Rising food prices – The end of cheap grain
September 28, 2007
Rising Corn, Soybean and Wheat Prices Are Driving Up Food Costs
The price of every major grain crop is rising — in some cases to record levels — and one analyst quoted by the Wall Street Journal said there’s no end in sight. Two underlying issues are causing the price spike: extreme weather knocking down crop yields (in some cases because of events some link to global warming) and government subsidies for vegetable-based alternative fuels (which divert food and feed stocks to fuel).
Neither underlying condition is expected to end anytime soon.
“The days of cheap grain are gone,” the Journal quoted Dan Basse, president of AgResource Co. as saying.
Poor wheat crops — particularly in Europe and Australia — sent wheat futures to record-high prices yesterday.
That alone would drive up a variety of food prices — from packaged baked goods to bread to everything that contains wheat gluten.
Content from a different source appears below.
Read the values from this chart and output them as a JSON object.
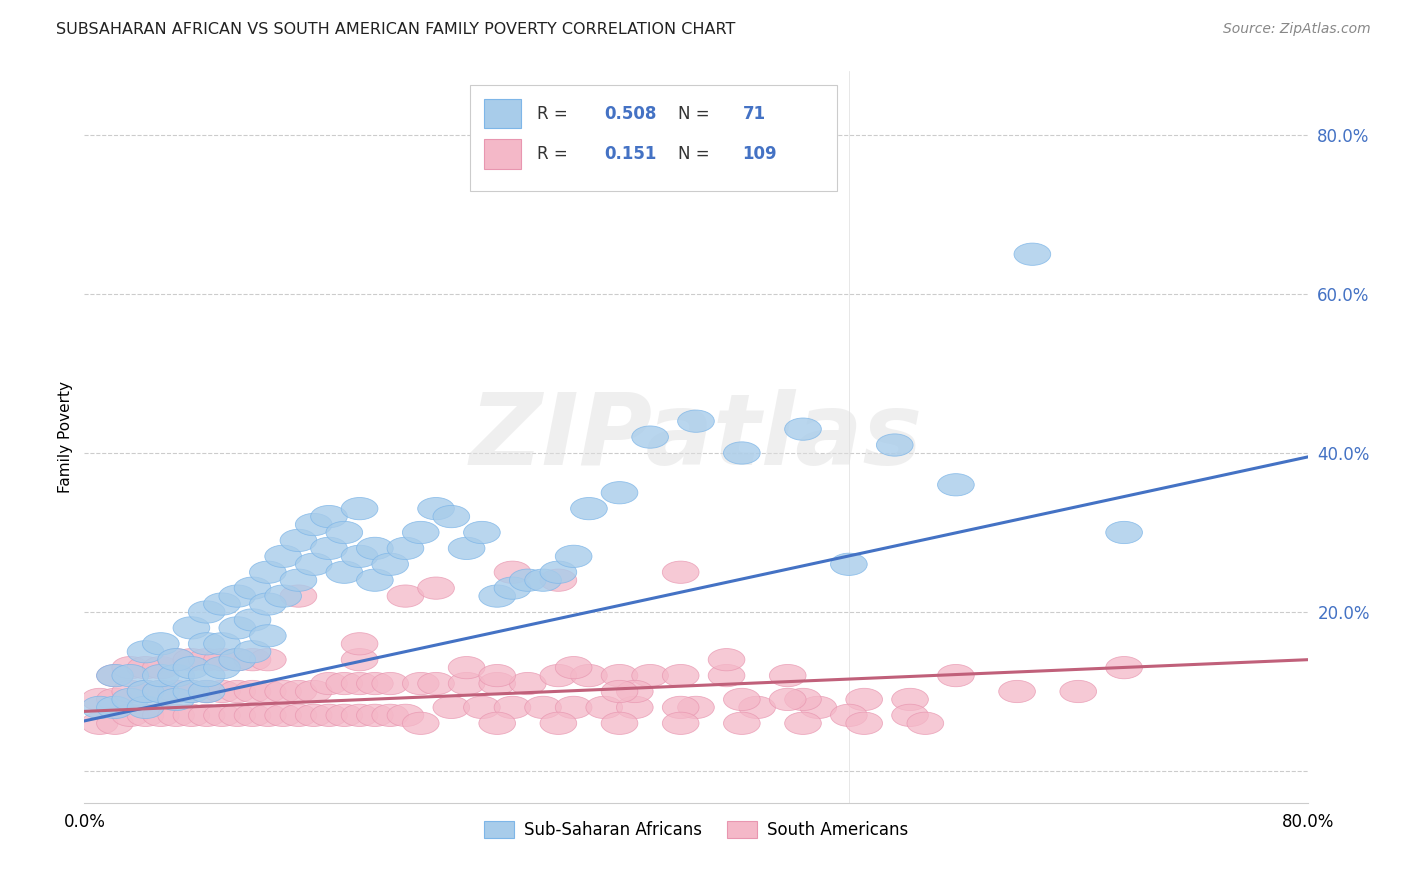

Just ask anyone with Celiac disease how hard it is to find gluten-free food, and you’ll know how pervasive an ingredient it is.
But it isn’t just wheat.
Corn prices have been hovering at, near or above record levels for months, despite a near-record acreage planted in the United States. That’s because a great deal of that corn is being diverted not to food or feed, but to fuel, as farmers follow the money trail set out for them by Congressional subsidies for the alternative fuel, ethanol.
Soybeans — another biofuel crop — are rising in price too, as are, according to the Wall Street Journal, barley, sorghum, eggs, cheese, oats, rice, peas, sunflower, lentils and even chicken.
Try and make a meal without using any of those products. Good luck.
But while American shoppers will feel a pinch — we already spend nearly 10% of our disposable income on food — the greater concern is mass starvation that could result as the world’s poor find it harder and harder to afford food.